C'était par cette maison de Londres que je découvrais tout ce qui y venait des villes anséatiques, de la Prusse, de la Saxe, et même de l'Autriche, qui, comme on le verra plus bas, nous demandait de faire passer des courriers par Calais[3], pour que l'on n'aperçût pas ceux qu'elle envoyait par le nord. À la vérité, ils m'échappaient, parce qu'ils allaient par la Saxe, la Prusse, le Danemarck, quelquefois par Heligoland et Londres, où mon homme les voyait arriver. Si nos malheurs ne fussent venus, j'aurais fini par les avoir aussi, non pas pour les empêcher de passer ni même pour les retarder, mais pour jeter les yeux dans ce qu'ils portaient, et qui, à coup sûr, ne devait pas ressembler à ce que le cabinet de ce pays envoyait par Calais.
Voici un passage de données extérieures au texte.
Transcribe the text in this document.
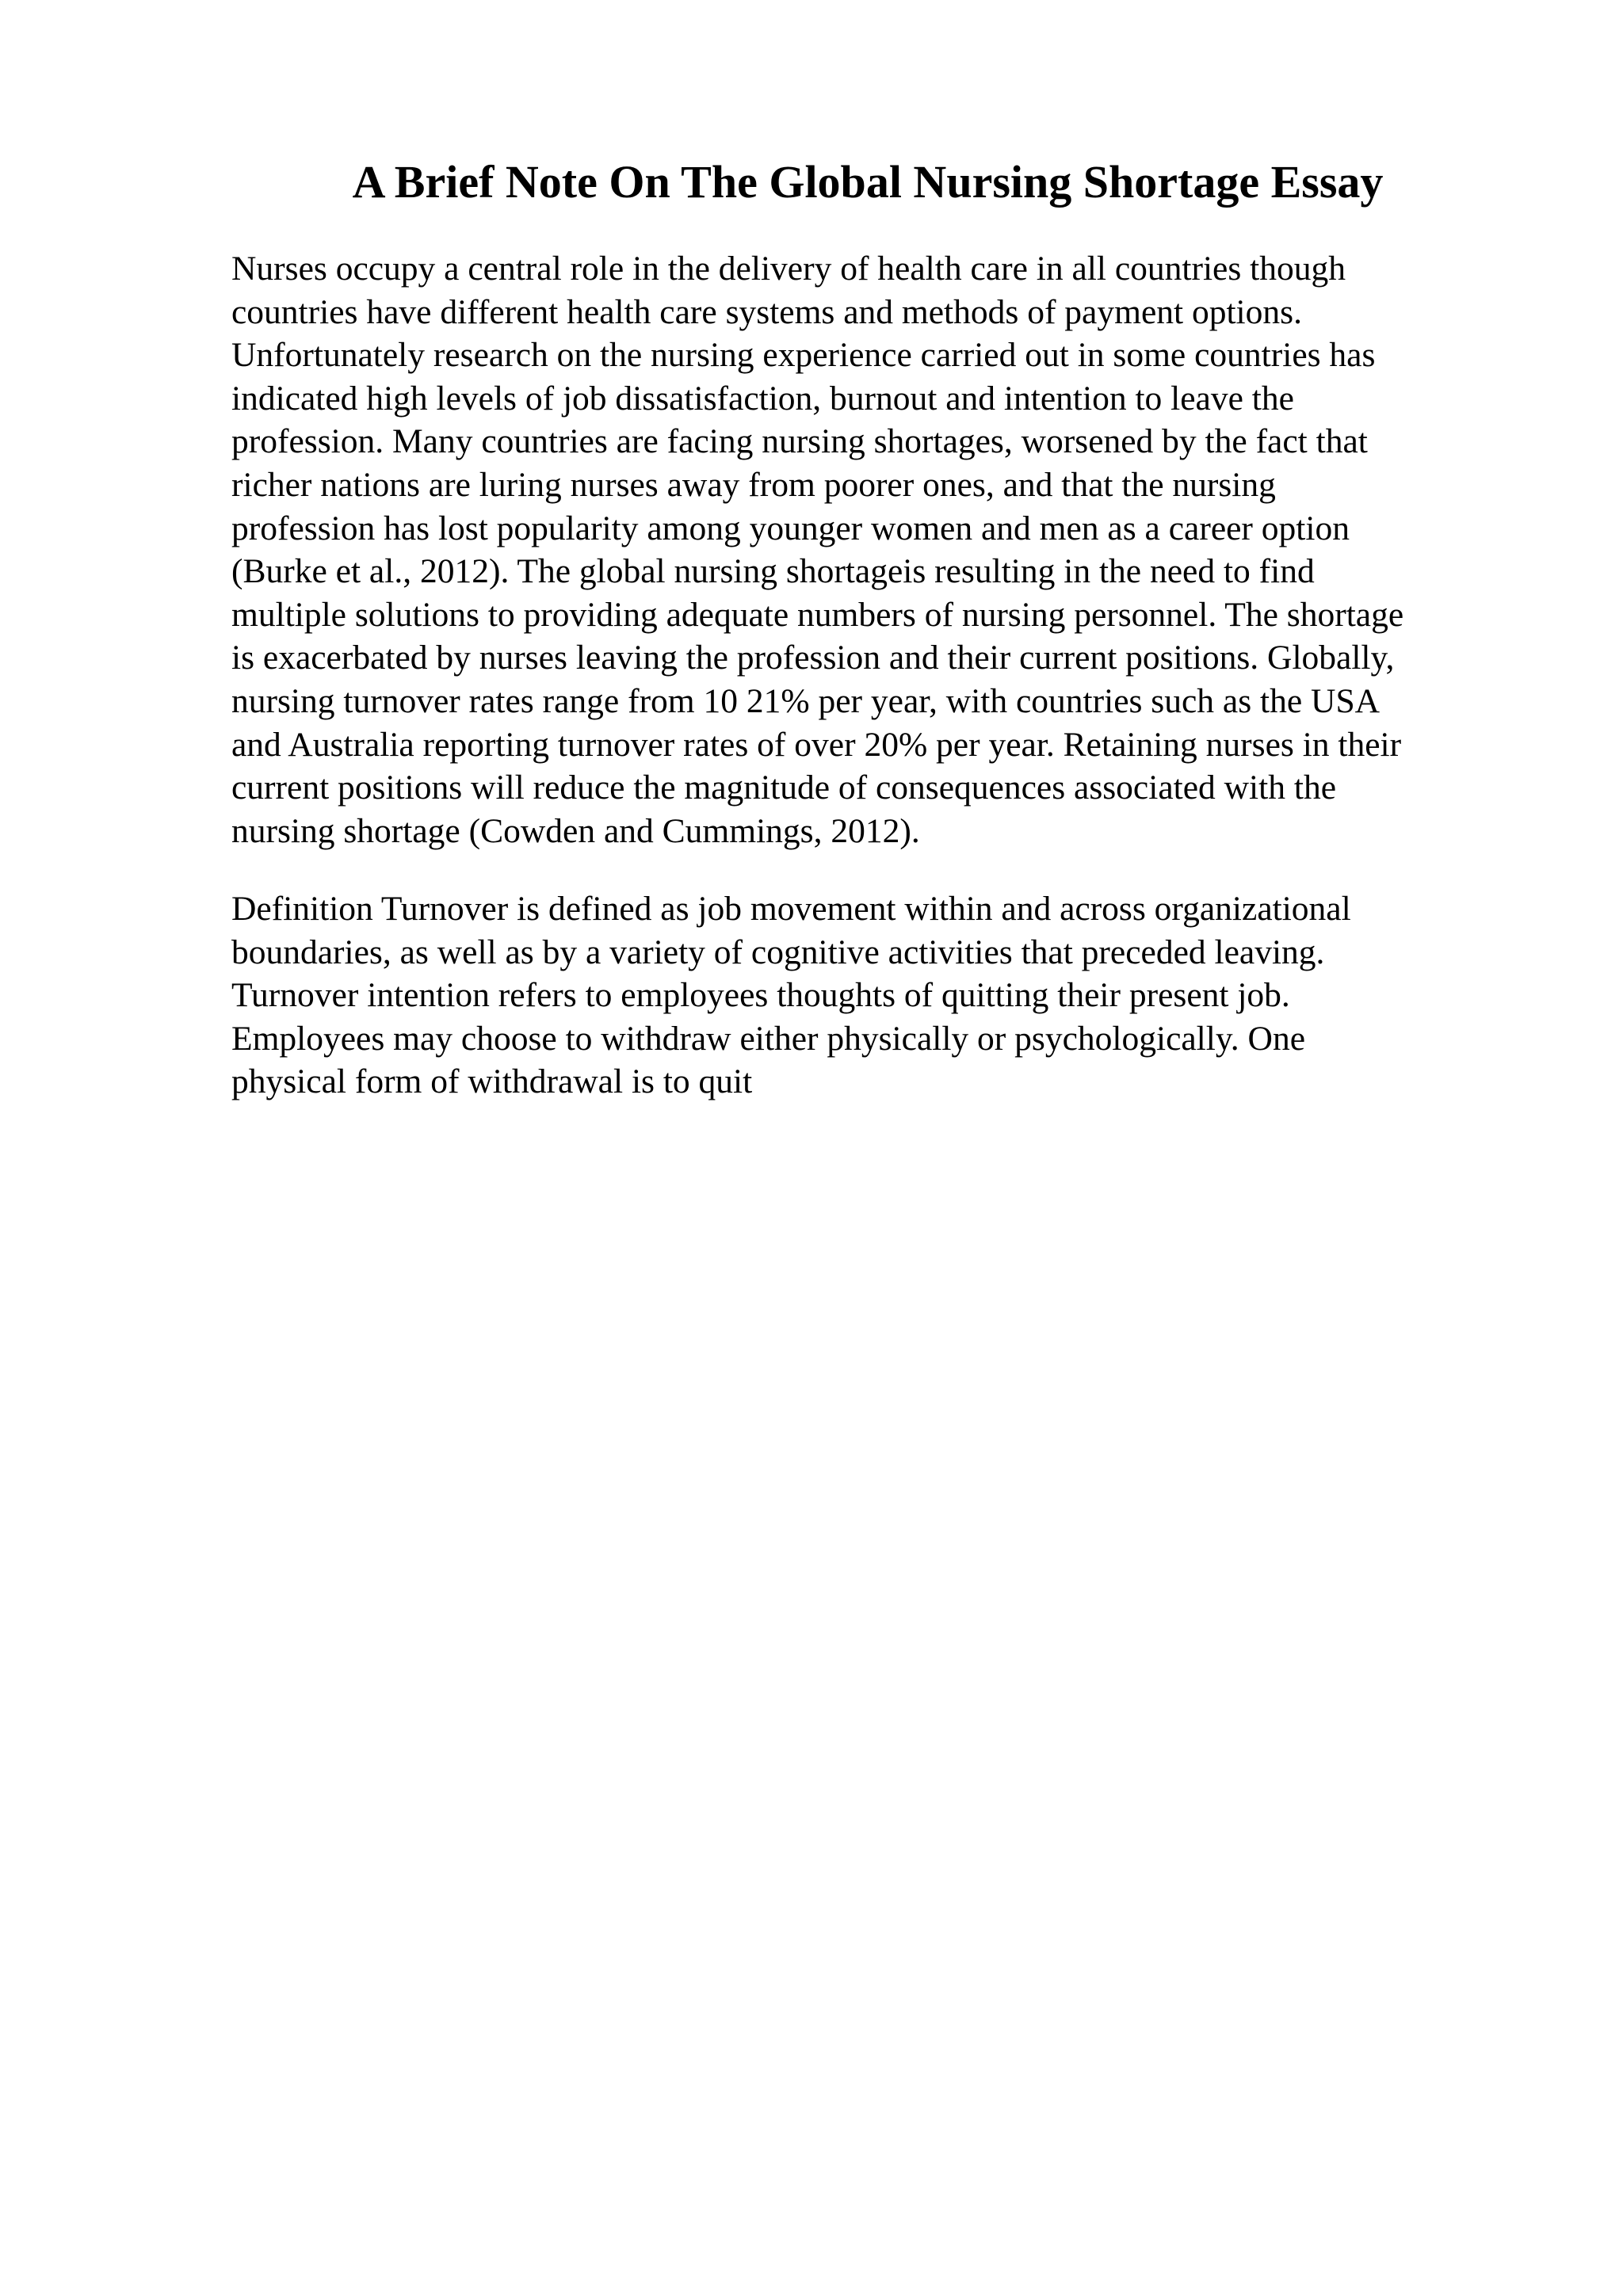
A Brief Note On The Global Nursing Shortage Essay

Nurses occupy a central role in the delivery of health care in all countries though
countries have different health care systems and methods of payment options.
Unfortunately research on the nursing experience carried out in some countries has
indicated high levels of job dissatisfaction, burnout and intention to leave the
profession. Many countries are facing nursing shortages, worsened by the fact that
richer nations are luring nurses away from poorer ones, and that the nursing
profession has lost popularity among younger women and men as a career option
(Burke et al., 2012). The global nursing shortageis resulting in the need to find
multiple solutions to providing adequate numbers of nursing personnel. The shortage
is exacerbated by nurses leaving the profession and their current positions. Globally,
nursing turnover rates range from 10 21% per year, with countries such as the USA
and Australia reporting turnover rates of over 20% per year. Retaining nurses in their
current positions will reduce the magnitude of consequences associated with the
nursing shortage (Cowden and Cummings, 2012).

Definition Turnover is defined as job movement within and across organizational
boundaries, as well as by a variety of cognitive activities that preceded leaving.
Turnover intention refers to employees thoughts of quitting their present job.
Employees may choose to withdraw either physically or psychologically. One
physical form of withdrawal is to quit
Il aurait fini par en résulter que les courriers, que l'on ne croyait pas dans le cas d'être visités, l'auraient été, et que ceux que l'on aurait cru visités ne l'auraient pas été.

Je connaissais déjà la route qu'ils tenaient, et infailliblement entre Vienne et le Danemarck, j'aurais trouvé un moyen de réussir à découvrir la vérité. Toutes ces cachotteries me faisaient faire de bien tristes réflexions, en même temps qu'elles me forçaient de convenir que nous n'avancions pas vers la tranquillité, et que, si la partie ne se liait pas encore contre nous, au moins tous les sentimens étaient d'accords, et qu'il ne faudrait qu'un revers pour tout perdre.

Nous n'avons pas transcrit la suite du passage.